Han pasado ya varias semanas desde que el Senado de la República oficializó la salida de Isabel Allende Bussi. Su escaño, que ocupó como representante de la Región de Valparaíso, ahora pertenece a Tomás de Rementería. Sin embargo, el eco de la decisión del Tribunal Constitucional (TC) que forzó su cese de funciones sigue resonando en los pasillos del Congreso y, con especial intensidad, en las filas del Partido Socialista (PS). Lo que comenzó como un intento de preservar un legado histórico —la venta de la casa de su padre, el expresidente Salvador Allende, al Estado— culminó en el abrupto final de una de las carreras políticas más emblemáticas de las últimas tres décadas, abriendo una caja de Pandora de consecuencias legales, políticas y personales.
El origen del sismo fue un requerimiento presentado por parlamentarios de Chile Vamos y el Partido Republicano. La acusación era precisa: la senadora Allende, al firmar un contrato de compraventa con el Fisco, había infringido el artículo 60 de la Constitución, que prohíbe a los parlamentarios en ejercicio celebrar contratos con el Estado. El 10 de abril, el TC publicó su fallo de 80 páginas, que con una contundente mayoría de ocho votos contra dos, acogió el requerimiento.
La argumentación del tribunal fue eminentemente técnica y despojada de juicios morales. Los magistrados sostuvieron que la prohibición es de derecho estricto y busca prevenir, de raíz, cualquier posible conflicto de interés, sin importar si hubo o no un perjuicio fiscal o un ánimo de lucro. La simple celebración del acto, la firma del contrato, bastaba para configurar la causal. En sus considerandos, el TC afirmó que esta decisión, lejos de vulnerar la voluntad popular, “resguarda la democracia” al reforzar un “alto estándar ético y jurídico” para los legisladores.

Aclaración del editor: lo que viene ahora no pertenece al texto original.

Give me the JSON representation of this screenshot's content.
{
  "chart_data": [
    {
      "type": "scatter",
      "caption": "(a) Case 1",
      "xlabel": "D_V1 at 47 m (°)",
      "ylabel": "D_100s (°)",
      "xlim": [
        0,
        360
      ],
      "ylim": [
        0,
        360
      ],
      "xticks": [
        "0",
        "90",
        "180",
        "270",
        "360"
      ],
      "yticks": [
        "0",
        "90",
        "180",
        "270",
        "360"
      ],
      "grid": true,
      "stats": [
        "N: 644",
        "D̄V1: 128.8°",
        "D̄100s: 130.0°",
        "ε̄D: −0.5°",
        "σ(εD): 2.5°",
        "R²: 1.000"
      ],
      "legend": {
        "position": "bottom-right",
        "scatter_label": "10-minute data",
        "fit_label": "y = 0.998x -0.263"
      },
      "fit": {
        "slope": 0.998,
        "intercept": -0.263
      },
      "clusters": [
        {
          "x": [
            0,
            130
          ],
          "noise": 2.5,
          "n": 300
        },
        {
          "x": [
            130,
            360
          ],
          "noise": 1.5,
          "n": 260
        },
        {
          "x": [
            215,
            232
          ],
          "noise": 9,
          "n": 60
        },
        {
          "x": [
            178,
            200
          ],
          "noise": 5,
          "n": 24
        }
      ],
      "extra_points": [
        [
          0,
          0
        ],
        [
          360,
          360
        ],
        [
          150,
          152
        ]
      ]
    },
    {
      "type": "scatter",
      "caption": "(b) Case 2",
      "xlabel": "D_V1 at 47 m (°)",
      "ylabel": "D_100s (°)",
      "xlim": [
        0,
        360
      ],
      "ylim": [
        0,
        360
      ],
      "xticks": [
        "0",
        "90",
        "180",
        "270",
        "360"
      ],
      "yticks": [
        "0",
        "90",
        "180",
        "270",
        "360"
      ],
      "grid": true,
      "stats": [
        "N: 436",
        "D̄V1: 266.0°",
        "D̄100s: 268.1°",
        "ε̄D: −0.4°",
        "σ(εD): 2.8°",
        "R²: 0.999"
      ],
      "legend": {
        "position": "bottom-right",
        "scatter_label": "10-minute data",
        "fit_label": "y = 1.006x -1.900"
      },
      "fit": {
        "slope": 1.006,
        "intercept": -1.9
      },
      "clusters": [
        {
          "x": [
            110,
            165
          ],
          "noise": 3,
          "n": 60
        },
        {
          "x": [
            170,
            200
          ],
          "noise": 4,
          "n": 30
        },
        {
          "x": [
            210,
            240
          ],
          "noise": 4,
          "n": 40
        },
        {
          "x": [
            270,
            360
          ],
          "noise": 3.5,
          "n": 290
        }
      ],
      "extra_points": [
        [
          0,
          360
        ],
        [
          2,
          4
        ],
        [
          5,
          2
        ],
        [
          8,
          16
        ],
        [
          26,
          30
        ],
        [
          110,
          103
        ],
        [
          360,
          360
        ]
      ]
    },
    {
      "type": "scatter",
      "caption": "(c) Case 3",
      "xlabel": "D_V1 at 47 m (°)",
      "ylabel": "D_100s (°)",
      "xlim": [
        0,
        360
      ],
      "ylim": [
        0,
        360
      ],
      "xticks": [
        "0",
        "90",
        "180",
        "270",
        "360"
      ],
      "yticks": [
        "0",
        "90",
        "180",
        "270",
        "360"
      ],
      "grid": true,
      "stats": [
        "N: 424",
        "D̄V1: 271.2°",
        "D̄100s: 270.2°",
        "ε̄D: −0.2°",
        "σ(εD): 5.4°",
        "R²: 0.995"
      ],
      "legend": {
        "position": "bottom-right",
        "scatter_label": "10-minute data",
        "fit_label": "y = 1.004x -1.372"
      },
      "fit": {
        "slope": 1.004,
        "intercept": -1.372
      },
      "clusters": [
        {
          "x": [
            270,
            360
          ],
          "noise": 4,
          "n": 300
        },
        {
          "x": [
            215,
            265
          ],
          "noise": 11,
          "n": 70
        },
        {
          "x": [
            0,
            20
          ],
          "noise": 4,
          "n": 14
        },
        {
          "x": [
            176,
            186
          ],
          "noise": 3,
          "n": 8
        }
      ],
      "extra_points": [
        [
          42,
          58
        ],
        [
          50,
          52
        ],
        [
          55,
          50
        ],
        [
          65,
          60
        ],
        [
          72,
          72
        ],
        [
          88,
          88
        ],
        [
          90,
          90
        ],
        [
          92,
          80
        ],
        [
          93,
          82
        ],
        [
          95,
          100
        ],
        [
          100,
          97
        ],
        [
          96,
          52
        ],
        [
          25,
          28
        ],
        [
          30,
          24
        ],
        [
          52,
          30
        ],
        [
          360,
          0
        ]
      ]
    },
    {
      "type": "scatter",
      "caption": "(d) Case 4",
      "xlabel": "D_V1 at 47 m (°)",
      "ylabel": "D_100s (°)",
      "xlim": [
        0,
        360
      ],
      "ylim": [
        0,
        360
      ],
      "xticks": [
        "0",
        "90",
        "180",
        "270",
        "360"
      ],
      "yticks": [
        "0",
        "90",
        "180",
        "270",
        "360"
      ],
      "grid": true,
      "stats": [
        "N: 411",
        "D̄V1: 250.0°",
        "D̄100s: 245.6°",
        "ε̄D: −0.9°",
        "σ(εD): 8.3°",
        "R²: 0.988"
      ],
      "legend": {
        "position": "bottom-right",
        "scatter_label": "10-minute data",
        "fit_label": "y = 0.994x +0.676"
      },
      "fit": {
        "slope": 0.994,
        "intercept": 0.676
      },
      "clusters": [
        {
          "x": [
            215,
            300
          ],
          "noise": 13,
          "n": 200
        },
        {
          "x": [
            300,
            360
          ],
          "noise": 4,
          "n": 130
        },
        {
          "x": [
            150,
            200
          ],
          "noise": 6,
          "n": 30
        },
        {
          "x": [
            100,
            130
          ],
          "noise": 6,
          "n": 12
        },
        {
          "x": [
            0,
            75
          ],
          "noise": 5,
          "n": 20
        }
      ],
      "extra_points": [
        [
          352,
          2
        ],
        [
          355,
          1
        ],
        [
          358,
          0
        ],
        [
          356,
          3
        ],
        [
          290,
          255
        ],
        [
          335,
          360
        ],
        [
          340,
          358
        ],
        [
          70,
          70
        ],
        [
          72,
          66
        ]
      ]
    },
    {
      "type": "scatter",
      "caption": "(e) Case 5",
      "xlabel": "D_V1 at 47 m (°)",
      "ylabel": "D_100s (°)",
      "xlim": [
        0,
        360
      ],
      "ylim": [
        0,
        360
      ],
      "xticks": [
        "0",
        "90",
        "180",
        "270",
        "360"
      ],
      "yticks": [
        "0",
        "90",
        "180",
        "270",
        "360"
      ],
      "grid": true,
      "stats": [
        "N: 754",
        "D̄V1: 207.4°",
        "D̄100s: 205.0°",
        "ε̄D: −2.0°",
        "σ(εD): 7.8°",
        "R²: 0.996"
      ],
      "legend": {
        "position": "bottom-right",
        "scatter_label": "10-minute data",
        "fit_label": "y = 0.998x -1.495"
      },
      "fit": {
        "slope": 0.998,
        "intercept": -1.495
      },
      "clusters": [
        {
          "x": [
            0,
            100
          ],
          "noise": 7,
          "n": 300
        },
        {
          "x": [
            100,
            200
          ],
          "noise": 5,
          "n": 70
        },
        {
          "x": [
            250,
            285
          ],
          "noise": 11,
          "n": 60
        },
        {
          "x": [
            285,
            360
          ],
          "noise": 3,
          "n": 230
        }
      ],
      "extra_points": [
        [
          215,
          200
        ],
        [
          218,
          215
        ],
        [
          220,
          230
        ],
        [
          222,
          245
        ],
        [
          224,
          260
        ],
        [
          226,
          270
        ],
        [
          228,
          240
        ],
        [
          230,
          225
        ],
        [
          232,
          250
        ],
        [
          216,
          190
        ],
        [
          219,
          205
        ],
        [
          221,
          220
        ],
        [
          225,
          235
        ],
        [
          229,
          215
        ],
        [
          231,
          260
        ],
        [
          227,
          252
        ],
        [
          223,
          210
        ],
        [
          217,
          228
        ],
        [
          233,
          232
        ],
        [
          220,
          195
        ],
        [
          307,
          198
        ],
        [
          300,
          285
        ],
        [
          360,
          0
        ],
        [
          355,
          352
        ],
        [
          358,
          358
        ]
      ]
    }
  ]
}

Si la batalla legal terminó con ese fallo, la batalla política apenas comenzaba. La destitución obligó al Partido Socialista a designar un reemplazo, un proceso que se transformó en un bochorno público. A Isabel Allende se le concedió la prerrogativa de proponer a su sucesor, eligiendo al entonces diputado Tomás de Rementería. No obstante, lo que debió ser un trámite expedito se convirtió en un laberinto de errores y disputas internas. La mesa directiva del PS, liderada por Paulina Vodanovic, ingresó el oficio al Senado para luego retirarlo, argumentando que la decisión debía ser ratificada por la comisión política del partido.
Este vaivén fue interpretado por Allende como un golpe bajo en el momento más vulnerable de su carrera. Públicamente y en privado, expresó su profundo malestar, sintiéndose “revictimizada” por su propia colectividad y llegando a poner en duda su permanencia en el partido que su padre ayudó a fundar. La crisis expuso las tensiones entre las distintas facciones o “lotes” del socialismo, particularmente dentro de la corriente “Grandes Alamedas”, a la que pertenecían tanto Allende como de Rementería.
La salida de Isabel Allende no es la de cualquier parlamentaria. Cierra, al menos por ahora, un ciclo de 31 años en el Congreso que la vio convertirse en la primera mujer en presidir el Senado. Su caída, provocada por un acto que buscaba proteger la memoria histórica, constituye una paradoja que invita a la reflexión sobre los límites entre el símbolo y la norma.
Actualmente, el tema está legalmente zanjado. Tomás de Rementería juró como senador el 23 de abril, reconociendo en su primer discurso la “situación muy injusta” vivida por su antecesora. Sin embargo, las heridas políticas siguen abiertas. La crisis tensionó al máximo al Partido Socialista, debilitando la autoridad de su directiva y dejando un rastro de desconfianza. El nuevo mapa de poder en la senatorial de Valparaíso anticipa una reñida competencia en las próximas elecciones, donde el nuevo senador podría incluso enfrentarse a su pareja, la diputada Karol Cariola (PC), quien también aspira al escaño. El ocaso político de un apellido histórico ha dado paso a una reconfiguración de poder cuyas consecuencias finales aún están por verse.